November 5, 2012
NASBA President and CEO Ken Bishop is featured in the latest edition of the “Nashville Business Journal,” where he is asked about the challenge of taking on his newest role, the key attributes for today’s business leaders and why he doesn’t whistle while he works. Here is the full interview:
Q. What single thing makes your organization stand out?
A. NASBA is one of the largest regulatory support organizations in the world. Our boards of accountancy regulate nearly 750,000 U.S. CPAs who practice across the globe.
Q. What does your organization have in the works for 2013?
A. We are continuing to improve and develop new products and services. More specifically, we are positioning certain products and services to align with the global economy.
Q. How did you wind up in your current position?
A. I joined NASBA six years ago as president and CEO of a former subsidiary, Professional Credential Services. I was later asked to transition to NASBA and was serving as executive vice president and COO when the search to replace my predecessor, David Costello, was conducted. After a national search, I was chosen to lead the organization.
Q. What makes an effective business leader?

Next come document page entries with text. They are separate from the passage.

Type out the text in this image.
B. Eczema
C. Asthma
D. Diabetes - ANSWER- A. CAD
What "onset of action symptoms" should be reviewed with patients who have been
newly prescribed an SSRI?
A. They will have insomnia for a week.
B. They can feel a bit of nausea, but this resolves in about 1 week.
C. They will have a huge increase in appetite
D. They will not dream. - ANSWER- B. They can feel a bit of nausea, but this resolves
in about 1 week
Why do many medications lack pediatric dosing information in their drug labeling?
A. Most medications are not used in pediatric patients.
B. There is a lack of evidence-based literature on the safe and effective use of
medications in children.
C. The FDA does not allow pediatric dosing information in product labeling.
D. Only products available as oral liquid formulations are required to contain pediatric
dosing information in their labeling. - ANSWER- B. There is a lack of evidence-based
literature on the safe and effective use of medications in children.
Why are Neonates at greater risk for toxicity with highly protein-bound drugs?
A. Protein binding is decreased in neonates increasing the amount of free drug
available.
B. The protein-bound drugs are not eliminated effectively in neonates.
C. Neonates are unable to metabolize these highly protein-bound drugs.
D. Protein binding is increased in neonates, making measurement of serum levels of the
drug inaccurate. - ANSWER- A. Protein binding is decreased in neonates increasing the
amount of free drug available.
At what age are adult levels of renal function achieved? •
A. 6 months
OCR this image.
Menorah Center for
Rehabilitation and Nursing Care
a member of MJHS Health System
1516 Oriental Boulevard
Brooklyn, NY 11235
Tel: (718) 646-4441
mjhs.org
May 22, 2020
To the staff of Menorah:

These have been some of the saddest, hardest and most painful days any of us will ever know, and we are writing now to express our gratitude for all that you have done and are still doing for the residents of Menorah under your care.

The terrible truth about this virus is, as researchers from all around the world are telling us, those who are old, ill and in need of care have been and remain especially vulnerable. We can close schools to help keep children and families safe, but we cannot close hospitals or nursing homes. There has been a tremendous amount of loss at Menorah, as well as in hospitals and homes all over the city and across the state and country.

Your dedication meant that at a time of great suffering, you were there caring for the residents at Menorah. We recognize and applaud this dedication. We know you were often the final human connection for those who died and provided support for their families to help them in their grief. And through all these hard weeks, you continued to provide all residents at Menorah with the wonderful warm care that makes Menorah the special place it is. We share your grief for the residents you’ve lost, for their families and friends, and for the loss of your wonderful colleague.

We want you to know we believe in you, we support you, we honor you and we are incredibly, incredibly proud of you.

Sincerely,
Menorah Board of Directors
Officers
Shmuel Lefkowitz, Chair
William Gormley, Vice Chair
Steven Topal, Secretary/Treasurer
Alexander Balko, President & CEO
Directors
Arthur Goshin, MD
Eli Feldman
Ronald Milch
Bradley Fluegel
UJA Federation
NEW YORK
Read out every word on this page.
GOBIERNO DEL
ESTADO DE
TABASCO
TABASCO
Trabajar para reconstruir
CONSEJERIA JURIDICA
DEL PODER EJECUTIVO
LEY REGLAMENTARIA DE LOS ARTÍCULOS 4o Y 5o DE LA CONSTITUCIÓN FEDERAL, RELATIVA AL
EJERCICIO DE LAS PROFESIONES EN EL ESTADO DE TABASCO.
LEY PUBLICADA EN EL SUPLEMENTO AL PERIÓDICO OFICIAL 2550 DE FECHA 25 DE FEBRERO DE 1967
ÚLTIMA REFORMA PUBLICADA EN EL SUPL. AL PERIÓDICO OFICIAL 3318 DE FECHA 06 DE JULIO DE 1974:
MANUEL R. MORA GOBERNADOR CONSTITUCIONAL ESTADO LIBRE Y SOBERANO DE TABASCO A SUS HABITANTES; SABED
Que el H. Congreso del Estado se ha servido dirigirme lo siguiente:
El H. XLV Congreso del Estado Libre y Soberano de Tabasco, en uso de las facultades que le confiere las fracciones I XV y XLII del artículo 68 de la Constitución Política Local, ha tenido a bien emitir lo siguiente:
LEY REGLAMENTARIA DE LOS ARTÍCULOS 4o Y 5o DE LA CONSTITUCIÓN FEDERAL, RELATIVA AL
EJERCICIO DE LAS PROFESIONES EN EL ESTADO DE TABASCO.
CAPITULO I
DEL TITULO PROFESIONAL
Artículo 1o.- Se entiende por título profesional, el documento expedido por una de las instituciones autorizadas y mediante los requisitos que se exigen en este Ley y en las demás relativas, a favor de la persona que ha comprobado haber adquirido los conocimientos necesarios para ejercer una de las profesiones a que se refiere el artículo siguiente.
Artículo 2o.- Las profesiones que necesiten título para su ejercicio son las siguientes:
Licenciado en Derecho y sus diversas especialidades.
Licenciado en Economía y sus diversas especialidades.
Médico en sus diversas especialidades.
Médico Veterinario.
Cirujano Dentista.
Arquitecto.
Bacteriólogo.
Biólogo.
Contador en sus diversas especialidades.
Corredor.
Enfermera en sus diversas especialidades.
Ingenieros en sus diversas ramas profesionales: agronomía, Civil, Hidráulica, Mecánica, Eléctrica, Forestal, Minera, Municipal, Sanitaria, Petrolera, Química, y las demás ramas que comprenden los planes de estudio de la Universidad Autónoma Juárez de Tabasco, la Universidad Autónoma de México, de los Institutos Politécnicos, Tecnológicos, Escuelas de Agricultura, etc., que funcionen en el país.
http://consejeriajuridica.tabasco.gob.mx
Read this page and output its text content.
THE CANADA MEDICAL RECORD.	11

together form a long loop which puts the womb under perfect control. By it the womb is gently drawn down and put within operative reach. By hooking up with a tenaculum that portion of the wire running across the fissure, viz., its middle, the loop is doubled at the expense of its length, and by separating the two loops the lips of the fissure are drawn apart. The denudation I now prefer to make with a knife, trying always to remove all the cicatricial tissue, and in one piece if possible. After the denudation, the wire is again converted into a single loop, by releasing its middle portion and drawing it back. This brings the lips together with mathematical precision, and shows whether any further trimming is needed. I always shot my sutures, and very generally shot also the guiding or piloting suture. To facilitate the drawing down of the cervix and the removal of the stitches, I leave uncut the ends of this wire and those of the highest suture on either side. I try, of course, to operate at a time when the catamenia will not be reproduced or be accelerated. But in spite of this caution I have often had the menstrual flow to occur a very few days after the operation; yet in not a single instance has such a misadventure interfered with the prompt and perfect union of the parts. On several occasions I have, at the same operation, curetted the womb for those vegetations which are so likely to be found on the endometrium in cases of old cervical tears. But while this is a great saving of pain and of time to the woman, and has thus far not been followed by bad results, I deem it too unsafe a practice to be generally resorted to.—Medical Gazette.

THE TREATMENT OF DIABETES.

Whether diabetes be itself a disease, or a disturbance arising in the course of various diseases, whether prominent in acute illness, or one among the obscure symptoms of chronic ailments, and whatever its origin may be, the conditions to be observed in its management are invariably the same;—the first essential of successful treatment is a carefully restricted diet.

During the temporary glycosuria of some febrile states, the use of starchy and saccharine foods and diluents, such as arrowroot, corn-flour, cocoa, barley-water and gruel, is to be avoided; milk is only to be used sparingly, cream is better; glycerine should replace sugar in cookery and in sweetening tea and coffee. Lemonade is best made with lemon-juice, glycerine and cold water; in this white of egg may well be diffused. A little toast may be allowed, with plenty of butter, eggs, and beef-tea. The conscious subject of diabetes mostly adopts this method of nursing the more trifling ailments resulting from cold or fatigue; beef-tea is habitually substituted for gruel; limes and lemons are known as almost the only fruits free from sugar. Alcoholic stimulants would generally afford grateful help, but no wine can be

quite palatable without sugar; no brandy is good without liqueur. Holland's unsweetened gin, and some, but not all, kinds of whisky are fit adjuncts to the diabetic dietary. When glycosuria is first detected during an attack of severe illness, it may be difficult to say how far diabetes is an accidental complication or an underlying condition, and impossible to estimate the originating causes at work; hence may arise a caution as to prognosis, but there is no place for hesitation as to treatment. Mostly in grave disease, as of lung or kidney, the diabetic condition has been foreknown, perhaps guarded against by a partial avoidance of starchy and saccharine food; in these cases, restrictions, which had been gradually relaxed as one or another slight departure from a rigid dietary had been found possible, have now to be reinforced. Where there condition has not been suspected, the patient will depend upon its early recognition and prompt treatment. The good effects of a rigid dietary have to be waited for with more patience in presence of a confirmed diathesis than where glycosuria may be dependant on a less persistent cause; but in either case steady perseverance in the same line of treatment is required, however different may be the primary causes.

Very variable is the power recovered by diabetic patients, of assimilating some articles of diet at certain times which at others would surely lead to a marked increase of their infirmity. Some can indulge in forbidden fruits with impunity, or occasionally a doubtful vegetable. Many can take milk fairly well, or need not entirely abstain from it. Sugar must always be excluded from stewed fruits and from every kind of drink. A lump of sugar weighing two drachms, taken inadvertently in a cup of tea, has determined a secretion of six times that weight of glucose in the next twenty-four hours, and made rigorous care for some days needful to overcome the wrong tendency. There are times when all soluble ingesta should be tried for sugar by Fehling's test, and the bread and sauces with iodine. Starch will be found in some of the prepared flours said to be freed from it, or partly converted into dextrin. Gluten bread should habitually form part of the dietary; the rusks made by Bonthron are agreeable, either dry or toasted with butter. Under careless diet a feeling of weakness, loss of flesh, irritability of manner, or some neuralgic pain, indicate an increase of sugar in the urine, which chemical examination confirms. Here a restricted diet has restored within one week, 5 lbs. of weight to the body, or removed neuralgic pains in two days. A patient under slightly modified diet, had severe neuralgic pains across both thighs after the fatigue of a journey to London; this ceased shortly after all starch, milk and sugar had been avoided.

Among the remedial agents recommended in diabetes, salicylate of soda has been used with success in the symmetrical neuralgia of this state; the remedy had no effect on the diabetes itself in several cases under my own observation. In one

A. I am a firm believer that core principles and ethics, coupled with fundamental management strategies, position me to be an effective leader. The simple rules of “do the right thing,” “finish what you start” and “be accountable” have served me well.
Q. What word best describes your leadership style?
A. It is a word you don’t hear very often. The word is affiliative, which means promoting teamwork, organizational loyalty and a trusting work environment.
Q. Professional pet peeve?
A. Not showing up on time. Punctuality is key in all facets of professional life.
Q. What keeps you up at night?
A. An interruption of one of our systems can disrupt candidates worldwide. We are constantly monitoring, assessing and improving systems while strengthening security, but the concern of failed systems and protected data is always an area of sensitivity.
Q. What is the simplest thing you never learned to do?
A. I could never whistle. I am not talking about whistling a tune — any kind of whistle.
Q. Favorite hobbies?
A. I work a lot of hours, so I really enjoy cruising on weekends in my Corvette convertible with my wife, Sheilah. We live near the Natchez Trace, and we enjoy visiting different segments of it. I also collect wine, and we enjoy visiting vineyards and wineries as often as we can.
A. Right now, we have one very spoiled Birman cat named Isabelle.
Q. Most prized possession?
A. I have several prized heirlooms, but a quilt made by my great-great-great grandmother during the Civil War is treasured in our home.
Q. Person outside of your family you would most like to spend time with on an island?
A. Jimmy Buffett, provided he had a guitar with him.
Q. You’ve just been given $100,000 to donate to charity. Where would you give it, and why?
A. The Jason Foundation. The foundation is doing a tremendous job in working to prevent suicide among young people across the country.
Q. When faced with two equally qualified candidates, how do you determine whom to hire?
A. I always want to hire individuals who will fit into the culture of our organization. Those attributes are subjective and sometimes difficult to pick. I also consider military service to be an attribute that deserves consideration, as is seeking to balance the diversity of our employee mix.
Q. What would you like to cross off your “bucket list” next?
A. I would like to visit Ireland. My mother’s grandparents are Irish, and I have always wanted to visit there.
Q. What line of work would you pursue if you couldn’t work in your present one?
A. International security.
Q. Organization or company other than your own that you most admire?
A. One organization that stands out is the American Red Cross. My first career was in law enforcement, and I was able to see firsthand the direct support and great work done by the staff and volunteers at local, state and national levels.
Q. Can you name a person who has had a tremendous impact on you as a leader?
A. Most recently, my predecessor, David Costello, had a tremendous impact on my thoughts on leadership. I tend to be a pragmatic and linear thinker (and doer). David showed me the importance of creating a fun but productive work environment, to balance work with life and to be open to the thoughts and positions of others.
Q. What is the one behavior or trait that most often derails leaders’ careers?
A. I believe closemindedness and/or the unwillingness to change or accept change are negative attributes that ultimately will lead to a leader’s demise.
Q. They’re making a movie of your life. Is it a drama or comedy and who plays you?
A. It would be a drama (hopefully with some humor), and I would be played by Tom Selleck (Undoubtedly, it’s all about the moustache).